Bax Tessel F, Hofstee Dirk Jan, Keijser Lucien C M, Benner Joyce L
Physical Therapy Sciences, Program in Clinical Health Sciences, University Medical Center Utrecht, Utrecht University, the Netherlands.
Centre for Orthopaedic Research Alkmaar (CORAL), Department of Orthopaedic Surgery, Northwest Clinics, Alkmaar, the Netherlands.
J Orthop. 2024 Dec 29;66:127-134. doi: 10.1016/j.jor.2024.12.024. eCollection 2025 Aug.
and purpose This study investigates whether a (regionally) standardized physiotherapy approach, employing a stepped-care model, can more effectively enhance preoperative physical function in end-stage osteoarthritis (OA) patients undergoing total knee arthroplasty (TKA) or unicompartmental knee arthroplasty (UKA) and improve postoperative outcomes, addressing the current gap in understanding the impact of such interventions.
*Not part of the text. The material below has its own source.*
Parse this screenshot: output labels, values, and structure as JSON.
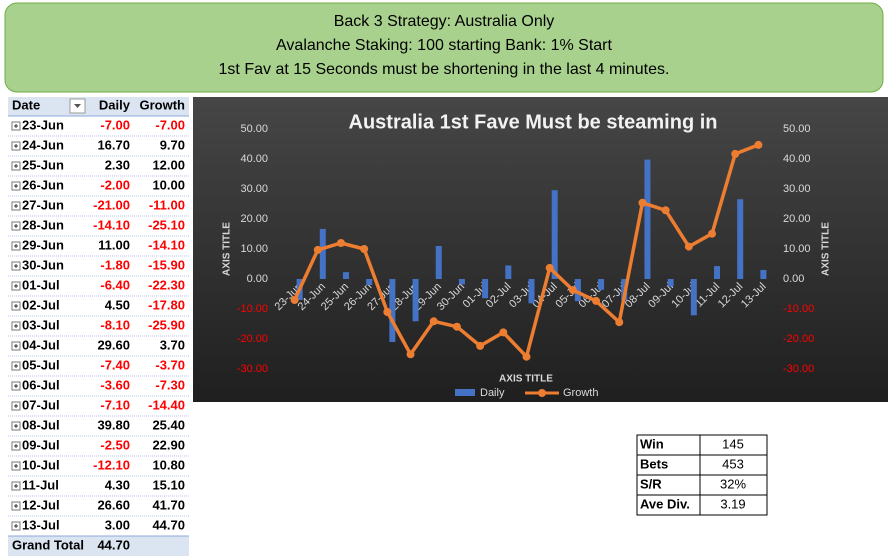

This mono-center observational prospective cohort study followed 216 primary UKA or TKA patients for one-year post-surgery. Preoperative physiotherapy, recorded through self-reported questionnaires, included standardization and treatment frequency details. Physical functioning assessments encompassed quadriceps and hamstrings muscle strength, functional mobility (FM), and range of motion (ROM). Statistical analyses comprised multivariate and single linear regression for both UKA and TKA groups.
Standardized preoperative physiotherapy correlated with superior preoperative extension ROM in TKA patients (B = -3.557, 95 % CI [-.915; -.241]), while less than 10 treatments were associated with superior preoperative extension ROM for both groups (β = -.202, p = .030 and β = -.228, p = .045). No associations were found between location or treatment frequency and preoperative muscle strength or FM. For both groups, preoperative FM, ROM, and muscle strength positively correlated with postoperative levels, except for extension ROM for UKA patients (p = .178).
While adherence to standardized preoperative physiotherapy at an affiliated practice did not significantly correlate with preoperative physical functioning levels, a strong relationship exists between preoperative and one-year postoperative physical functioning levels.
本研究探讨采用阶梯式护理模式的(区域)标准化物理治疗方法能否更有效地增强接受全膝关节置换术(TKA)或单髁膝关节置换术(UKA)的终末期骨关节炎(OA)患者的术前身体功能,并改善术后结果,以填补目前在理解此类干预措施影响方面的空白。
本单中心观察性前瞻性队列研究对216例初次接受UKA或TKA手术的患者进行了术后一年的随访。通过自我报告问卷记录的术前物理治疗包括标准化和治疗频率细节。身体功能评估包括股四头肌和腘绳肌力量、功能活动度(FM)和活动范围(ROM)。对UKA组和TKA组进行了多变量和单线性回归统计分析。
标准化术前物理治疗与TKA患者术前更好的伸展ROM相关(B = -3.557,95%CI [-0.915;-0.241]),而两组中治疗次数少于10次与术前更好的伸展ROM相关(β = -0.202,p = 0.030和β = -0.228,p = 0.045)。未发现手术部位或治疗频率与术前肌肉力量或FM之间存在关联。对于两组,术前FM、ROM和肌肉力量与术后水平呈正相关,但UKA患者的伸展ROM除外(p = 0.178)。
虽然在附属机构坚持标准化术前物理治疗与术前身体功能水平无显著相关性,但术前和术后一年的身体功能水平之间存在密切关系。